L’ancienne capitale impériale se visite à toute saison. Mais l’automne est une période encore plus propice. Voici pourquoi…
J’étais là, debout, auprès du “miroir d’eau”, tandis que sur l’autre bord, il exposait sa façade au soleil déclinant. Le pavillon de pêche, à gauche, était à demi caché. Dans l’étang où flottaient, éparses, des feuilles d’algues et des plantes d’eau se reflétait l’image parfaite du Pavillon d’Or, et il y avait plus de beauté dans le reflet. Le soleil couchant promenait sur l’envers des auvents ses lueurs renvoyées sur l’étang. Comparées à la luminosité environnante, ces lueurs étaient trop fortes, trop éblouissantes ; et, comme un tableau qui exagérerait les effets de perspectives, le Pavillon d’Or me donnait l’impression de se redresser de toute sa hauteur et d’être cambré légèrement en arrière”. Ces quelques lignes signées Mishima Yukio dans son fameux roman Le Pavillon d’Or illustrent la fascination que cet édifice exerce sur les êtres qui s’en approchent. Il suffit d’ailleurs d’observer les visiteurs qui s’y pressent chaque jour et qui passent de longues minutes à l’observer, cherchant à percer les secrets de sa beauté. Si le héros du roman de Mishima considère au début que ce “n’est rien de plus qu’une vieille, insignifiante construction noirâtre à deux étages”, il finit très vite par comprendre “que nulle chose au monde n’égalait en beauté le Pavillon d’Or”. Quelle que soit la saison, cet édifice achevé en 1398 domine un étang baptisé “le miroir d’eau” dans lequel il se reflète de façon parfaite, mais c’est en automne qu’il prend une autre dimension dans un environnement de couleurs allant du jaune au rouge vif. A cette période de l’année, Kyôto, la ville éternelle, se transforme avec ces changements de couleurs impressionnants qui attirent des centaines de milliers de personnes. Un peu partout dans la ville, les feuilles bigarées jouent avec la lumière d’automne, la filtrent et offrent aux yeux émerveillés des visiteurs un spectacle étonnant. C’est à une promenade automnale que nous vous invitons, afin que vous prépariez tranquillement votre prochain voyage au Japon.
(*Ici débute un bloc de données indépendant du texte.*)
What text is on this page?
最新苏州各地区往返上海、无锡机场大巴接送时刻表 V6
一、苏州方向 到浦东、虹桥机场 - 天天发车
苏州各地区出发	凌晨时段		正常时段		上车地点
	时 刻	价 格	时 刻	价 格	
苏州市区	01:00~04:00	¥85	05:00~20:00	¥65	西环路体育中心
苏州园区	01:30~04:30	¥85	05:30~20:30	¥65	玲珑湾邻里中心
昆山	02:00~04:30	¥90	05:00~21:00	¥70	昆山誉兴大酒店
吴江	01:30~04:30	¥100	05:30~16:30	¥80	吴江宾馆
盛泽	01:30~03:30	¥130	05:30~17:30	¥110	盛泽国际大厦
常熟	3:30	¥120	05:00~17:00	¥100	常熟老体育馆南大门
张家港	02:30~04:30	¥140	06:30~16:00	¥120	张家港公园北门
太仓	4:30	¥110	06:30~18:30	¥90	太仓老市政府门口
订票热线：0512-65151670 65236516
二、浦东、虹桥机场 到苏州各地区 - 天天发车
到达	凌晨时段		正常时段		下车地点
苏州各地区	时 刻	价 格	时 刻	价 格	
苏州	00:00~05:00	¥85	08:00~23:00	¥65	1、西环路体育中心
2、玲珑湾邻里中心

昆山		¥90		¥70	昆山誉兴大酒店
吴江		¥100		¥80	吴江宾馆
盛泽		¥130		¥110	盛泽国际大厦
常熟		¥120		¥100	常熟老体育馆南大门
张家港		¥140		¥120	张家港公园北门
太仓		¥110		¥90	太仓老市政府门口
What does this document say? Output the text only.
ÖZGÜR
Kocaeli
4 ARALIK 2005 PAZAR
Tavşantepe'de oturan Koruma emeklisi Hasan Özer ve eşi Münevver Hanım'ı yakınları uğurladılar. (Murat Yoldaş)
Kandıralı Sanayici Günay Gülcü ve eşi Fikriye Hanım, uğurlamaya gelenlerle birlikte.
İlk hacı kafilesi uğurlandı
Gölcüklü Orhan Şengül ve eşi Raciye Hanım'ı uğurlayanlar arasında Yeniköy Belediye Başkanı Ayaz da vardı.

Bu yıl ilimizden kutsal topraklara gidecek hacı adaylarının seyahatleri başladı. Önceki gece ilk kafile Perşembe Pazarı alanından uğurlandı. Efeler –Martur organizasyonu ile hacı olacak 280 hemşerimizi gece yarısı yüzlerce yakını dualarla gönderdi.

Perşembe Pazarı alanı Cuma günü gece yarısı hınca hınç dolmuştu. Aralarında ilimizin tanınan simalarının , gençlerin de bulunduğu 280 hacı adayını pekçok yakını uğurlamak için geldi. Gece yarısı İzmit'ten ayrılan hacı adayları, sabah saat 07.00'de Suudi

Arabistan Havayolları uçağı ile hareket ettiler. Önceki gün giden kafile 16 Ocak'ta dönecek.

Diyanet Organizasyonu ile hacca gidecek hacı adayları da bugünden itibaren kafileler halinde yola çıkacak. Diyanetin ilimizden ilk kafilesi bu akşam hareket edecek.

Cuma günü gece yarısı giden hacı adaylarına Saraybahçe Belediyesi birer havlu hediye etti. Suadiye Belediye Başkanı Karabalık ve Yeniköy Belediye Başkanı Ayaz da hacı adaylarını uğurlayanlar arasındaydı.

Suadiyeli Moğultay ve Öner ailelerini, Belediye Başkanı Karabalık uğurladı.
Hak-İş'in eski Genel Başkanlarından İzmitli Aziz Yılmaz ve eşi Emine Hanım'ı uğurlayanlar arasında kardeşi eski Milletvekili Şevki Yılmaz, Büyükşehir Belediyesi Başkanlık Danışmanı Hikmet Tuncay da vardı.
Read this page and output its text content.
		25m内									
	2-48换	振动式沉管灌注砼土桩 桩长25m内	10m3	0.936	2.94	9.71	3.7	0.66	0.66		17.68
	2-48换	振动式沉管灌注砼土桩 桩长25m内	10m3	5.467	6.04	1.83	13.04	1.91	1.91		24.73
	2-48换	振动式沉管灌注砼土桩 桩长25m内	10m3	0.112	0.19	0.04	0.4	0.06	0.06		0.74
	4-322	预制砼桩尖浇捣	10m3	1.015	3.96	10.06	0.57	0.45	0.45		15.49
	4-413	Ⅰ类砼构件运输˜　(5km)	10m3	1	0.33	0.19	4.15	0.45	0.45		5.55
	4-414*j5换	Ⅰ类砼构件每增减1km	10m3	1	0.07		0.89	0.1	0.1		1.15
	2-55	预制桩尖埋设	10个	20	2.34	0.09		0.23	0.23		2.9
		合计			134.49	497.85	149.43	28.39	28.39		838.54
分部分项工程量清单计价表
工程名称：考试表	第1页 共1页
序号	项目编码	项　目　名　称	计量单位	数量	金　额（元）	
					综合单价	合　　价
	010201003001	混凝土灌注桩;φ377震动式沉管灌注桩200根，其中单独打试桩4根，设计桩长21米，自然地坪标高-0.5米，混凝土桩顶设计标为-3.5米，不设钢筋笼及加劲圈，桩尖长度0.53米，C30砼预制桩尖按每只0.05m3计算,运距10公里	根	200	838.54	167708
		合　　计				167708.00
“Kyôto est l’unique ville au monde où le passé et le présent se superposent avec tant de naturel. A Tôkyô, les anciens lieux ont tous changé et sont méconnaissables. Ici, chaque pierre, chaque arbre, chaque bruit, chaque animal sont restés les mêmes”, faisait remarquer un voyageur habitué à se rendre dans cette cité qui est parvenue à se préserver de la folie des hommes et de leur désir parfois de tout bouleverser. “Pour créer Kyôto, il a non seulement fallu des générations d’empereurs esthètes, d’architectes, de bâtisseurs, de jardiniers, de ciseleurs, de poètes, d’orfèvres, d’amoureux, d’émailleurs, de philosophes, d’urbanistes, d’artisans et d’artistes mais encore il a fallu que Kyôto soit, dès son origine, si pure, si réussie que les gens de guerre les moins scrupuleux ont toujours reculé devant sa destruction”, écrivait le journaliste Marcel Giuglaris dans son livre Visa pour le Japon paru en 1958. Ces deux citations illustrent parfaitement la ville et elles restent évidemment valables encore aujourd’hui. Lorsqu’on débarque par une belle matinée d’automne à la gare de Kyôto qui, elle, a subi une véritable cure de rajeunissement grâce au travail de l’architecte Hara Hiroshi, on peut choisir de se rendre d’abord au Pavillon d’Or avant qu’il ne soit envahi par des cohortes de touristes venus du monde entier. Être le premier ou la première à fouler les allées de cet endroit extraordinaire n’a pas de prix. Peut-être est-ce à cet instant-là que vous serez touché par sa grâce. “De plus en plus, il se mit à exister en moi, profondément, solidement. Ainsi du Pavillon d’Or, il m’était impossible d’évoquer tel ou tel détail sans faire en moi vibrer l’ensemble”. C’est ainsi que le jeune héros de Mishima exprime son attachement à cet édifice qu’il finira tout de même par détruire. Malgré la foule qui s’y presse, c’est un lieu qui suscite chez les visiteurs une forme de respect. Non seulement l’édifice attire tous les regards, mais tout son environnement également. Les feuilles rouges (kôyô), à l’égard desquelles les Japonais vouent un amour aussi fort que pour les fleurs de cerisiers, finissent par donner le tournis. On ne sait plus où donner de la tête. Dans les allées, les érables étendent leurs branches rougeoyantes comme s’ils voulaient nous barrer la route et réclamer un peu d’attention. Les photographes amateurs ne se font pas prier. Ils mitraillent les vedettes du jour tandis que le Pavillon d’Or disparaît après un dernier virage.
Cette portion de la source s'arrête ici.